In August 2009, female sable antelope from two separate herds consisting of twelve and nineteen individuals on Vumbura Plains, were fitted with GPS collars and a female representing a third herd, numbering twelve individuals, was collared in October.
Over 12 000 hourly GPS positions for the three females and their respective herds have been recorded since the collars were fitted. The new technology allows remote downloads via UHF to a portable receiver and has worked extremely well. Apart from revealing areas of high utilisation, the GPS telemetry has interestingly revealed the areas sable avoid.
Thus far, the downloaded GPS positions have shown an avoidance of dry floodplain grasslands where wildebeest, zebra and tsessebe concentrate. Whether this is due to direct competition from the above-mentioned species or due to predators that follow these species is still to be established. However, predation is clearly a threat to the sable in the area as herd sizes reflect a gradient in the presence of lion.
Sable also avoided the teak woodlands that presented very little grass during the late dry season. The rains in late November and early December resulted in a flush of new grass within the teak woodlands and as a result the sable have begun using it extensively. The characteristics of this and other habitat types will continue to be measured for the duration of the study, in order to determine how they change seasonally and if the changes influence use by sable.

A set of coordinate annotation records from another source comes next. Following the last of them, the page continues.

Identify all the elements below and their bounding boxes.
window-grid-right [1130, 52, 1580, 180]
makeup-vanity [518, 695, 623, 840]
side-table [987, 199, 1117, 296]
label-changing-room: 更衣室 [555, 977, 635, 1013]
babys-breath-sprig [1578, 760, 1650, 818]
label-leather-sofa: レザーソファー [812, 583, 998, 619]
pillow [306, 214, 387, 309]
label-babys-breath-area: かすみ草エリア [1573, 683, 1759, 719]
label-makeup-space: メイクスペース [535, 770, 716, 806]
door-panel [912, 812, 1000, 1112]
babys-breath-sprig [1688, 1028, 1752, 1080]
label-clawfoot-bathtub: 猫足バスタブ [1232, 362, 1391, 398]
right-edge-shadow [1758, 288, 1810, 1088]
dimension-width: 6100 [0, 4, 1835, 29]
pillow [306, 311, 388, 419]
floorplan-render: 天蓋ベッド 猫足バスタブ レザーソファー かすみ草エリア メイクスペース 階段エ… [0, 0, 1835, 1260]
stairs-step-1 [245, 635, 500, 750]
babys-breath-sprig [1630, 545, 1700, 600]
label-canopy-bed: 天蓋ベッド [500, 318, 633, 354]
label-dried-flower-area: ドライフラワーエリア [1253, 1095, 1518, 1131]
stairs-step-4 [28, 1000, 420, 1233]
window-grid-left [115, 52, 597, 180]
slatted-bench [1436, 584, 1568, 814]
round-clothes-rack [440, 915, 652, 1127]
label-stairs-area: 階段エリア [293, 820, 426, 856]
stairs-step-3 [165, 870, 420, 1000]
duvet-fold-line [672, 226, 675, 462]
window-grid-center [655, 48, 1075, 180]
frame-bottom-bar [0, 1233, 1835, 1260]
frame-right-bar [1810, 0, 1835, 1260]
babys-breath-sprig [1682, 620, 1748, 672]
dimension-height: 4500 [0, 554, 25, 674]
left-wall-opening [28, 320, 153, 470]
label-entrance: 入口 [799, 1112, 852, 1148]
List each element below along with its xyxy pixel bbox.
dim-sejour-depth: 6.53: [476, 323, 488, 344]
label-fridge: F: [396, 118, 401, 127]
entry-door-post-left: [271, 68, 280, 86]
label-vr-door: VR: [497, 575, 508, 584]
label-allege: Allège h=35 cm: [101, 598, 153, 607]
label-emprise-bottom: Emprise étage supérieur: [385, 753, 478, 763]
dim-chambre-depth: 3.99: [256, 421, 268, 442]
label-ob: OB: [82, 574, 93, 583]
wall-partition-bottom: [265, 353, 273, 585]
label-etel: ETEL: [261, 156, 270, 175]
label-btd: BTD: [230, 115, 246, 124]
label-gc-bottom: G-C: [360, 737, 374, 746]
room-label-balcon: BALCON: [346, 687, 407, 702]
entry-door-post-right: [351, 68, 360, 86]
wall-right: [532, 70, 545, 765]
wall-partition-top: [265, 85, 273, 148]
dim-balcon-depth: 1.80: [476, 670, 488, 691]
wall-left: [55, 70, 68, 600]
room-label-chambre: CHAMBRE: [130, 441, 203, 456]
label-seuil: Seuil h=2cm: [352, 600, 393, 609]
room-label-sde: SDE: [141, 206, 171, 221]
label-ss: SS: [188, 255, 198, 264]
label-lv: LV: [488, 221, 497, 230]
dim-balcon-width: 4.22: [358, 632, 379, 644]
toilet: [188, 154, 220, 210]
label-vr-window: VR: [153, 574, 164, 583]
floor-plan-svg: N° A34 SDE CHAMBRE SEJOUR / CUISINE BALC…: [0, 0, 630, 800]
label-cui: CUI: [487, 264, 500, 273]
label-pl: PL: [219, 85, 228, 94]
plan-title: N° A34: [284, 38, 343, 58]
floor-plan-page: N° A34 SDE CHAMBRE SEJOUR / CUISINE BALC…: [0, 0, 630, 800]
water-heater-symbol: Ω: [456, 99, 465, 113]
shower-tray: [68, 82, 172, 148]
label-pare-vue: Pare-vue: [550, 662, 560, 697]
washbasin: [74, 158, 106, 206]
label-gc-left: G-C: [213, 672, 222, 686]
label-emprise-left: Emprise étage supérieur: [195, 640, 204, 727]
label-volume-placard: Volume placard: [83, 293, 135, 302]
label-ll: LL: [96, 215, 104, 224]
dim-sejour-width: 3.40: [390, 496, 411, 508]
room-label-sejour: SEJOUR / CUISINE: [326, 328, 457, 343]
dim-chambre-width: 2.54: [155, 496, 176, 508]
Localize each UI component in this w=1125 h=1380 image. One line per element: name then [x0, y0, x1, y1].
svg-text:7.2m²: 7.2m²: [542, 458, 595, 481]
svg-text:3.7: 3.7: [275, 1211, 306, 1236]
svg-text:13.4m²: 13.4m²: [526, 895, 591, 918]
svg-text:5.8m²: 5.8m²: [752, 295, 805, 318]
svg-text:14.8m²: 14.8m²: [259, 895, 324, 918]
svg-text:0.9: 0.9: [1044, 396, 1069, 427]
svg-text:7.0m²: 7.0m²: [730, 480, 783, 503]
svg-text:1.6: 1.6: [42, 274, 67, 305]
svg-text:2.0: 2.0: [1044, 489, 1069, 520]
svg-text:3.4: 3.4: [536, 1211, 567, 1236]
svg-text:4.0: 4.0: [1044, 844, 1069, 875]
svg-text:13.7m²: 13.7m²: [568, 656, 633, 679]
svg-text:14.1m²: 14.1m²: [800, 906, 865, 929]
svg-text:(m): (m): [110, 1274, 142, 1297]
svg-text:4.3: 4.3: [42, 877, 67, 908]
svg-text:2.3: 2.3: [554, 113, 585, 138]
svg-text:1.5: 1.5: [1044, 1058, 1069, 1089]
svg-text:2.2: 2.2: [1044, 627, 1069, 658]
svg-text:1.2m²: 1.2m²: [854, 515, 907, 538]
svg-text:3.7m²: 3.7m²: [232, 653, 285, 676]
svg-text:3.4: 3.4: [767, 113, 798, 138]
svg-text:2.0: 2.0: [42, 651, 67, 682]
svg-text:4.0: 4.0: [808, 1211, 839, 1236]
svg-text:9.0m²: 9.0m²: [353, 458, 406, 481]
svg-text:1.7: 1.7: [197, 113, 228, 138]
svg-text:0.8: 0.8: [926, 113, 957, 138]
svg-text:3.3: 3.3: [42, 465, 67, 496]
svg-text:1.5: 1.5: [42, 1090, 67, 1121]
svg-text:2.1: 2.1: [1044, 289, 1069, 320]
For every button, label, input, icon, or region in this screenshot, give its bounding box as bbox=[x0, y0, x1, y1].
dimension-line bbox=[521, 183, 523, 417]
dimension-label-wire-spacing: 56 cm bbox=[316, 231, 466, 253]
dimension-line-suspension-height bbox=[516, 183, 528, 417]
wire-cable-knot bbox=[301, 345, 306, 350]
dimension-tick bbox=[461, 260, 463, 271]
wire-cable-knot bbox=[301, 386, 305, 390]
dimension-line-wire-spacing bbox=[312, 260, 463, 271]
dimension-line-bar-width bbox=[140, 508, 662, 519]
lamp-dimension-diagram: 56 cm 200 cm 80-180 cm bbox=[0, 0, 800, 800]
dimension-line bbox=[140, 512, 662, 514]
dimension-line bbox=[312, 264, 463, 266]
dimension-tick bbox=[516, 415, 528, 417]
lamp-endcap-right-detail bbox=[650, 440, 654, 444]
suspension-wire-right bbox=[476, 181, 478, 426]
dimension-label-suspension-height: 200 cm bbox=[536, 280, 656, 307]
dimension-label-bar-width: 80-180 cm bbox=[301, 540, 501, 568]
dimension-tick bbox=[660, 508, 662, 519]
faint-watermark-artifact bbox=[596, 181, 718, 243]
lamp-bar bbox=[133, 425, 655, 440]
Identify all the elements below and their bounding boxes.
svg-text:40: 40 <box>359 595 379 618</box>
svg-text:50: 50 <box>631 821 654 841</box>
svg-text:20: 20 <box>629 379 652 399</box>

Although literature already recognises that sable browse to some extent during the dry season, very little has been documented about which species are browsed and what proportion of the diet consists of browse. An opportunity for detailed feeding observations has been made possible at Vumbura because the sable are used to vehicles and so allow us to approach to within a few meters of them. During the observations made during the dry season, all three herds spent a large portion of their time browsing the leaves and soft stems of Combretum mossambicense; the leaves and flowers of Lonchocarpus nelsii; and the flowers of Kigelia africana. To support these observations, tail hairs were collected from the sable when they were darted and more will be collected when the collars are removed to determine the proportion of C3 and C4 plants in their diet through isotope analysis. Over 50 faecal samples have also been collected and will be analysed to determine crude protein, phosphorus and nitrogen content. It will indicate the nutritional status of the sable during different seasons as well as the quality of the graze and browse being utilized.